Do corals adapt their annual symbiotic metabolism strategies to cope with seasonal temperature stress and nitrogen pollution?

Abstract

Rising global sea temperatures and localized eutrophication threaten the integrity of the coral-algal symbioses in coastal reef communities. The propensity to adapt host-symbiont metabolic interactions during periods of warming may mediate negative effects to their overall physiology, such as bleaching. Coral species vary in their capacity for heterotrophy which, for corals, relies on passive suspension feeding.

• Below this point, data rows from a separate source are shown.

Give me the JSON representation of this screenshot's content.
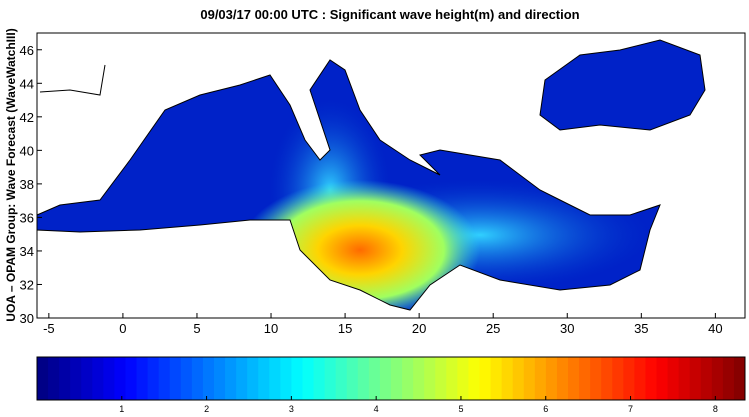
{
  "title": "09/03/17 00:00 UTC : Significant wave height(m) and direction",
  "y_axis_label": "UOA – OPAM Group: Wave Forecast  (WaveWatchIII)",
  "map": {
    "xlim": [
      -5.8,
      42
    ],
    "ylim": [
      30,
      47
    ],
    "xticks": [
      -5,
      0,
      5,
      10,
      15,
      20,
      25,
      30,
      35,
      40
    ],
    "yticks": [
      30,
      32,
      34,
      36,
      38,
      40,
      42,
      44,
      46
    ]
  },
  "colorbar": {
    "clim": [
      0,
      8.35
    ],
    "ticks": [
      1,
      2,
      3,
      4,
      5,
      6,
      7,
      8
    ]
  }
}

This study examines five coral species in Hong Kong (Acropora digitifera, Montipora peltiformis, Galaxea fascicularis, Oulastrea crispata, and Porites lobata) and explores changes in their metabolic strategies from autotrophy to heterotrophy, and vice versa, in accordance with seasonal temperature extremes as an adaptation to cope with unprecedented nitrogen pollution. We monitored host lipid content, in hospite Symbiodinium photochemistry using PAM flourometry, and photosynthesis/respiration (P/R) of the holobiont every month from August 2015 until the present. We have found that during colder, winter months (December/January) A. digitifera and G. fascicularis exhibited higher P/R ratios and greater photochemical efficiency, whereas P. lobata showed no change. These data indicate that some species are adapting their metabolic strategies according to seasonal temperature changes. This adaptation may offset the burden Symbiodinium imposes under conditions of high, localized nitrogen pollution during warmer, summer months (July/August/September).